アヒルの騎士

泥船太子

『アヒル』の騎士

第1話 旅の『魔術師』がやってきた

 

 きれいな湖の畔にある小さな家で、私は生まれた。

 父と母にとって最初の子供でもあったから、とっても喜ばれたし、祖母も私の事をよく可愛がってくれた。猟犬のムムとも兄妹みたいに仲がいい。

 『ドロシー』と名付けられた私は、湖と森と山に見守られたこの小さな村ですくすくと育っていった。

 

 スオーム大公国の北西に位置するこの『キトラの村』のすぐ近くには大きな街道がある。

 その道は、遠く南の地にある公都からずっと続いているらしく、公国の西側に隣接するウーデンス王国へ行き来する行商人や冒険者、そして魔術師などが馬車に乗って通ることが多く。そのまま通り過ぎることもあれば、キトラの村に寄って一夜を過ごすこともあった。


 私は旅人たちの話を聞くのが大好きだった。田舎で生まれた私にとってはどれも新鮮なものばかりで、祖母が聞かせてくれる昔語りに負けないくらい楽しく面白かった。他にも、旅人を家に泊めたお礼にちょっとした読み書きや算術を教えてもらったりもした。

 特に、魔術師の話には好奇心を掻き立てられた。旅の魔術師を家に泊めるたび、摩訶不思議な術を見せてもらえたり、恐ろしい魔物の話をしてもらえたりして、時たま子供には全くわからないような魔術の理や魔術学校についての問題も聞かされたけど、それら全部が、私の心に大きな憧れを抱かせた。


 私が十歳になった頃、とっても不思議な魔術師がやってきた。

 私の家に泊まることになったその魔術師は、見とれてしまうほど綺麗な白髪をしていて、色白の肌と紫の瞳がその女性の神秘的な妖艶さをより一層引き立てていた。簡素なローブを羽織ってこそいたが、その中からチラリと見えるすごく価値のありそうな深い青を基調とした衣は、それなりに高い身分である証だった。

 『タウラ』と名乗ったその魔術師の独特の雰囲気に、私は最初近寄りがたさを感じ、離れたところからジロジロみているだけだった。そんな私をみて彼女は、肩まである白い髪を揺らしながら優しく微笑んで「なにかご用かなお嬢さん」と声をかけてくれた。

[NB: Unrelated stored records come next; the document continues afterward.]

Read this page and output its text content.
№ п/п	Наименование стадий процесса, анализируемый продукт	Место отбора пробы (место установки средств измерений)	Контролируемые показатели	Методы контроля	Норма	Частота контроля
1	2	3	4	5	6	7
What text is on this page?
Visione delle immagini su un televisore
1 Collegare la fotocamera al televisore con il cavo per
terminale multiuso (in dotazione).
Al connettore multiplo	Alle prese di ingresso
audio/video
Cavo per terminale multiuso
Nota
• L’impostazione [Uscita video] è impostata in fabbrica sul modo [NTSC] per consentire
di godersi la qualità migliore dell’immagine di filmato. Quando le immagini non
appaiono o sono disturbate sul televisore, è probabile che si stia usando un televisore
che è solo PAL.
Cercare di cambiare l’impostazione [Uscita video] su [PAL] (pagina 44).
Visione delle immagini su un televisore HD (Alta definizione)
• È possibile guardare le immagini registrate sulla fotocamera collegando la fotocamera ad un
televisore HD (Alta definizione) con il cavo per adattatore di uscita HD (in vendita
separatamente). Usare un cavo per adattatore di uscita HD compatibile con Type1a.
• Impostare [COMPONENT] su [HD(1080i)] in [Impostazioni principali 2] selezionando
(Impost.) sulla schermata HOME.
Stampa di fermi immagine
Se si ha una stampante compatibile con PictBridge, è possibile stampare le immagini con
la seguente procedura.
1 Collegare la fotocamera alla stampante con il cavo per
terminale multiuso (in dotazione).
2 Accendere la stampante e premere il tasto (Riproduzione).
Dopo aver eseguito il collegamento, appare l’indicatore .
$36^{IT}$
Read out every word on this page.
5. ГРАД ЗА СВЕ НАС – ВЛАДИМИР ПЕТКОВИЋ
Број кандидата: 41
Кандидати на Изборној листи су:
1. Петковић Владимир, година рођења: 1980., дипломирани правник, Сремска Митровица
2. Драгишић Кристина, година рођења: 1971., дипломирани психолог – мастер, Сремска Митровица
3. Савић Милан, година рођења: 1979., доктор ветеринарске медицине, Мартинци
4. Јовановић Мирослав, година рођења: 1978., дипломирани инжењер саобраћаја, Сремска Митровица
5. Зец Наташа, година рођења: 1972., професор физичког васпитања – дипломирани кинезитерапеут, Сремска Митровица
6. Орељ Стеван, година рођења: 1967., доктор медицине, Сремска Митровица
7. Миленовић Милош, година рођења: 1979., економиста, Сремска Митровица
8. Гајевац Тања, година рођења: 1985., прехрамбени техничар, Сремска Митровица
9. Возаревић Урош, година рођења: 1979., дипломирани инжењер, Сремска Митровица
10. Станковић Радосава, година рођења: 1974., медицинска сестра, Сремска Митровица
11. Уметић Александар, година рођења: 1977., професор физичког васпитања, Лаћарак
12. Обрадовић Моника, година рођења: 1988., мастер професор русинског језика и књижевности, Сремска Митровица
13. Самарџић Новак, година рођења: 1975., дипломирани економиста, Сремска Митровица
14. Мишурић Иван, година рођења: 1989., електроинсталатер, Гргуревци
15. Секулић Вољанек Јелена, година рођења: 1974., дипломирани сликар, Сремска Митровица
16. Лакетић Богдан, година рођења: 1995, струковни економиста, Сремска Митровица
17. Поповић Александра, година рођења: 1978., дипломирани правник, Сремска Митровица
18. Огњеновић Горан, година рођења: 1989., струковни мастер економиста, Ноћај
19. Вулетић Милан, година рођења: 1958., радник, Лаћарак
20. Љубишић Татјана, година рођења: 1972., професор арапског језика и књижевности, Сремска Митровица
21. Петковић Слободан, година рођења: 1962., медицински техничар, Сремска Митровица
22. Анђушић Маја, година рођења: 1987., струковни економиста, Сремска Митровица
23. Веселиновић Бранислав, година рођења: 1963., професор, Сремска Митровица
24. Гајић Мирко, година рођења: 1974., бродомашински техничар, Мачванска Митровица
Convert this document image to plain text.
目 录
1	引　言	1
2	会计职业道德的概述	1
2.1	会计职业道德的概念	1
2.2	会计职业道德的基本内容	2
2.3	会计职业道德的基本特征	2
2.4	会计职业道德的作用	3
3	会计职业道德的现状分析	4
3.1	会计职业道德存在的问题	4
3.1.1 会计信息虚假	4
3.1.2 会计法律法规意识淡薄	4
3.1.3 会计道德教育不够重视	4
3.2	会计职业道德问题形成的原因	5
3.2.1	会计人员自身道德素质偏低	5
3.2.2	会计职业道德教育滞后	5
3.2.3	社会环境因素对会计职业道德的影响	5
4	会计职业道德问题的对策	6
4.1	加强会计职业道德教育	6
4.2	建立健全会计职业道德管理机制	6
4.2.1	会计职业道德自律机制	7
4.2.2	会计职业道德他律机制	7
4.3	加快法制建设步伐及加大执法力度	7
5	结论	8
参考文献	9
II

 それこそ魔法のように緊張がほぐれた私は、いつものように旅の話を聞かせてもらったのだ。

 

 タウラさんは魔術の話はあまりせず、白い虎の神様が活躍するおとぎ話や、精霊を操って悪い神様をたくさんやっつけた女性の伝説なんかを楽しそうに教えてくれた。

 どれもこれも面白くて素敵な物語だった。

 ただ、一つだけ気になったのは、私が『魔術師様』と呼んだ時の事。タウラさんがちょっとだけ声を小さくして「実は、私は『魔術師』ではないんだよ」と言ったことだ。彼女はからかうような笑みを浮かべていた。

 田舎に住む十歳の私にはどういうことなのかわからなかった。

 

 翌日、白い髪の魔術師『タウラ』さんは西の王国へと旅立っていった。

 彼女は馬車に乗る前、見送りに来た私に不思議な首飾りをくれた。そして私の運命を大きく変える言葉を口にしたのだ。


「ドロシー。十五歳になって、もし君にその気があれば、ウーデンスの魔術学校に来なさい。その首飾りがあれば学校に入れてもらえるし、すぐに見習いにはなれるはずだから、大切にするんだよ」

 

 私は首飾りを大事に両手で抱きしめ、飛び跳ねて喜んだ。

 その時はまだ、『魔術学校』のことで自分が深く思い悩むようになるなんて思いもしなかったのだ。